More importantly, they seek to increase transactions between consumers, who buy directly from local farmers. If you go onto their website and sign in, it will show the closest farmer’s farm.

This means you don’t have to buy the same produce 1,000 km away if a local farmer is growing the same thing. This is beneficial for the environment, local micro-economy, and they believe that is the only sustainable way forward.

“Besides facilitating greater direct sales for farmers, we will also be establishing a review system for buyers and farmers. When you do that, over time buyers would know which farmers (delivers produce late, for example) or buyers do certain things wrong (who probably makes a bunch of calls, promises to buy but never does). So, hopefully, we weed out bad elements on either side. The crowd-sourced platform we are building, I believe, will tremendously help and be stronger than having any law on contract farming,” adds Ruchit.

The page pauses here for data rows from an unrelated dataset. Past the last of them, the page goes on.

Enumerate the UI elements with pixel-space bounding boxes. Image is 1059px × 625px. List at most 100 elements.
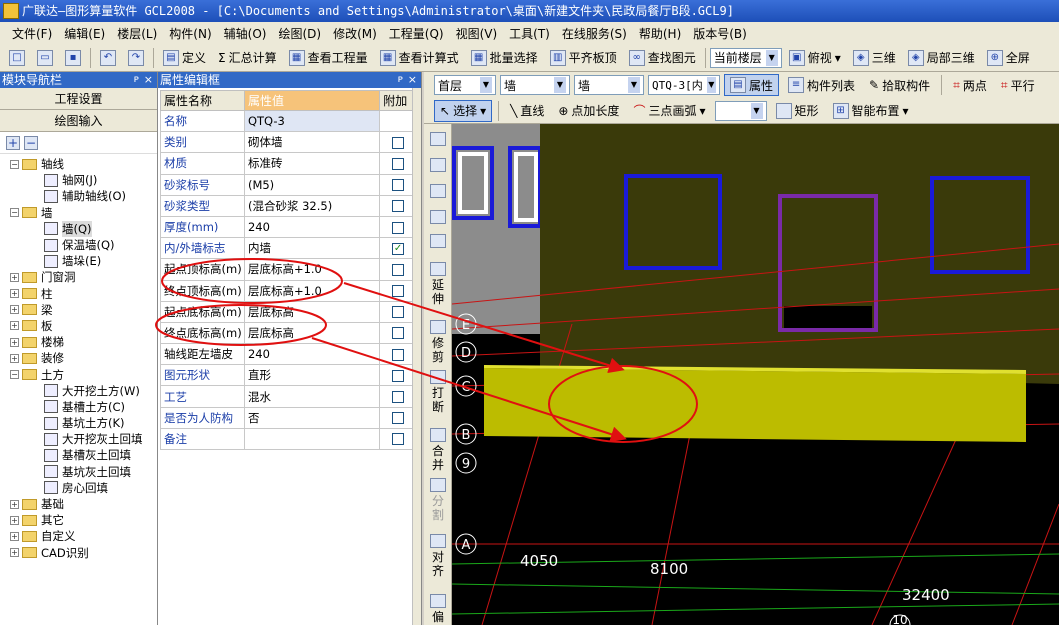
collapse-all-icon[interactable]: − xyxy=(24,135,38,150)
tree-folder[interactable]: + 楼梯 xyxy=(0,334,157,350)
menu-quantity[interactable]: 工程量(Q) xyxy=(383,25,450,42)
property-value[interactable]: 砌体墙 xyxy=(243,131,381,154)
property-value[interactable]: 直形 xyxy=(243,364,381,387)
selected-low-wall[interactable] xyxy=(484,368,1026,442)
pin-icon[interactable]: ᴘ xyxy=(134,72,139,88)
save-button[interactable]: ▪ xyxy=(60,47,86,69)
rectangle-button[interactable]: 矩形 xyxy=(771,100,824,122)
arc-button[interactable]: ⌒ 三点画弧 ▾ xyxy=(628,100,710,122)
menu-draw[interactable]: 绘图(D) xyxy=(272,25,327,42)
tree-folder[interactable]: + 门窗洞 xyxy=(0,269,157,285)
extend-tool[interactable]: 延伸 xyxy=(428,262,448,306)
menu-tools[interactable]: 工具(T) xyxy=(503,25,556,42)
define-button[interactable]: ▤ 定义 xyxy=(158,47,211,69)
category-combo[interactable]: 墙 ▼ xyxy=(500,75,570,95)
mirror-tool[interactable] xyxy=(428,184,448,200)
property-value[interactable]: 层底标高 xyxy=(243,321,381,345)
new-button[interactable]: □ xyxy=(4,47,30,69)
tree-folder[interactable]: − 土方 xyxy=(0,366,157,382)
floor-select[interactable]: 当前楼层 ▼ xyxy=(709,47,782,68)
tree-item[interactable]: 辅助轴线(O) xyxy=(0,188,157,204)
sum-calc-button[interactable]: Σ 汇总计算 xyxy=(213,47,282,69)
tree-folder[interactable]: + 柱 xyxy=(0,286,157,302)
tree-item[interactable]: 基槽灰土回填 xyxy=(0,447,157,463)
three-d-button[interactable]: ◈ 三维 xyxy=(848,47,901,69)
expand-icon[interactable]: + xyxy=(10,272,19,282)
tree-item[interactable]: 保温墙(Q) xyxy=(0,237,157,253)
break-tool[interactable]: 打断 xyxy=(428,370,448,414)
extra-checkbox[interactable] xyxy=(392,136,405,149)
extra-checkbox[interactable] xyxy=(392,327,405,340)
expand-icon[interactable]: + xyxy=(10,531,19,541)
tree-folder[interactable]: + 梁 xyxy=(0,302,157,318)
extra-checkbox[interactable] xyxy=(392,285,405,298)
redo-button[interactable]: ↷ xyxy=(123,47,149,69)
align-tool[interactable]: 对齐 xyxy=(428,534,448,578)
tree-folder[interactable]: − 轴线 xyxy=(0,156,157,172)
tree-item[interactable]: 基槽土方(C) xyxy=(0,399,157,415)
move-tool[interactable] xyxy=(428,210,448,226)
menu-file[interactable]: 文件(F) xyxy=(6,25,58,42)
close-icon[interactable]: × xyxy=(408,72,417,88)
two-point-button[interactable]: ⌗ 两点 xyxy=(948,74,992,96)
tree-item[interactable]: 基坑灰土回填 xyxy=(0,464,157,480)
split-tool[interactable]: 分割 xyxy=(428,478,448,522)
expand-icon[interactable]: + xyxy=(10,548,19,558)
extra-checkbox[interactable] xyxy=(392,306,405,319)
menu-version[interactable]: 版本号(B) xyxy=(687,25,753,42)
expand-icon[interactable]: + xyxy=(10,289,19,299)
menu-online[interactable]: 在线服务(S) xyxy=(556,25,633,42)
menu-view[interactable]: 视图(V) xyxy=(450,25,504,42)
view-quantity-button[interactable]: ▦ 查看工程量 xyxy=(284,47,373,69)
property-value[interactable]: 否 xyxy=(243,406,381,429)
tree-folder[interactable]: + 其它 xyxy=(0,512,157,528)
prop-scrollbar[interactable] xyxy=(412,88,421,625)
extra-checkbox[interactable] xyxy=(392,369,405,382)
tree-item[interactable]: 房心回填 xyxy=(0,480,157,496)
property-value[interactable]: QTQ-3 xyxy=(243,109,381,133)
extra-checkbox[interactable] xyxy=(392,200,405,213)
extra-checkbox[interactable] xyxy=(392,412,405,425)
extra-checkbox[interactable] xyxy=(392,433,405,446)
rotate-tool[interactable] xyxy=(428,234,448,250)
expand-icon[interactable]: + xyxy=(10,337,19,347)
fullscreen-button[interactable]: ⊕ 全屏 xyxy=(982,47,1035,69)
view-mode-button[interactable]: ▣ 俯视 ▾ xyxy=(784,47,846,69)
extra-checkbox[interactable]: ✓ xyxy=(392,242,405,255)
property-value[interactable]: 层底标高 xyxy=(243,300,381,323)
find-element-button[interactable]: ∞ 查找图元 xyxy=(624,47,701,69)
extra-checkbox[interactable] xyxy=(392,348,405,361)
extra-checkbox[interactable] xyxy=(392,179,405,192)
collapse-icon[interactable]: − xyxy=(10,370,19,380)
menu-edit[interactable]: 编辑(E) xyxy=(58,25,111,42)
property-value[interactable]: (M5) xyxy=(243,173,381,196)
menu-aux-axis[interactable]: 辅轴(O) xyxy=(218,25,273,42)
open-button[interactable]: ▭ xyxy=(32,47,58,69)
collapse-icon[interactable]: − xyxy=(10,208,19,218)
extra-checkbox[interactable] xyxy=(392,391,405,404)
expand-icon[interactable]: + xyxy=(10,305,19,315)
floor-combo[interactable]: 首层 ▼ xyxy=(434,75,496,95)
tree-folder[interactable]: + 基础 xyxy=(0,496,157,512)
menu-component[interactable]: 构件(N) xyxy=(163,25,217,42)
extra-checkbox[interactable] xyxy=(392,221,405,234)
menu-help[interactable]: 帮助(H) xyxy=(633,25,687,42)
properties-button[interactable]: ▤ 属性 xyxy=(724,74,780,96)
copy-tool[interactable] xyxy=(428,158,448,174)
expand-all-icon[interactable]: + xyxy=(6,135,20,150)
view-formula-button[interactable]: ▦ 查看计算式 xyxy=(375,47,464,69)
select-button[interactable]: ↖ 选择 ▾ xyxy=(434,99,493,122)
brush-tool[interactable] xyxy=(428,132,448,148)
tree-folder[interactable]: + 板 xyxy=(0,318,157,334)
pin-icon[interactable]: ᴘ xyxy=(398,72,403,88)
menu-modify[interactable]: 修改(M) xyxy=(327,25,383,42)
drawing-canvas[interactable]: E D C B 9 A 10 4050 8100 32400 xyxy=(452,124,1059,625)
close-icon[interactable]: × xyxy=(144,72,153,88)
merge-tool[interactable]: 合并 xyxy=(428,428,448,472)
tree-item[interactable]: 墙(Q) xyxy=(0,220,157,237)
property-value[interactable]: 内墙 xyxy=(243,237,381,260)
property-value[interactable]: 混水 xyxy=(243,385,381,408)
drawing-input-button[interactable]: 绘图输入 xyxy=(0,110,157,132)
element-combo[interactable]: QTQ-3[内 ▼ xyxy=(648,75,720,95)
local-3d-button[interactable]: ◈ 局部三维 xyxy=(903,47,980,69)
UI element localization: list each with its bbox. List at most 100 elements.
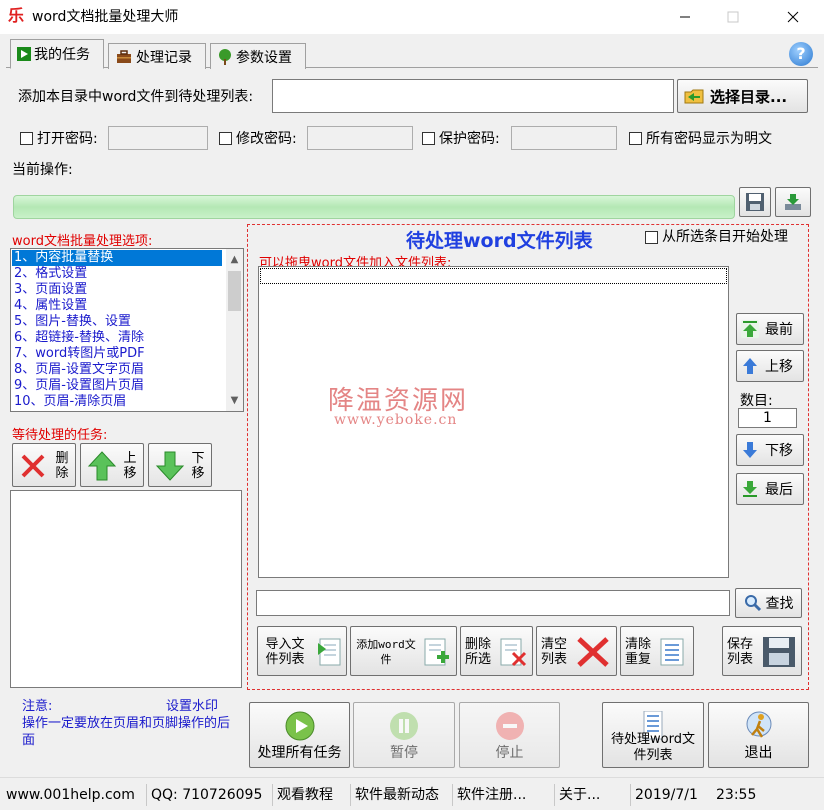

With reviews and testimonials for buyers and sellers, they are looking to build trust on either side. It’s like buying a product on Amazon. For example, this farmer may deliver quality produce but after much delays, which allows private buyers to gauge whether they want to buy.

We have already discussed how removing barriers to inter-state trade in farm produce and opening up of agriculture markets to the private sector can boost farmers income, reduce price volatility and offer quality products for consumers.

With the services they provide, the above private entities mentioned represent some of the possibilities that one couldn’t consider even ten years back for both farmers and consumers, and have also managed to deliver under restrictive and outdated regulations. Imagine what they can do for farmers once the shackles are truly off.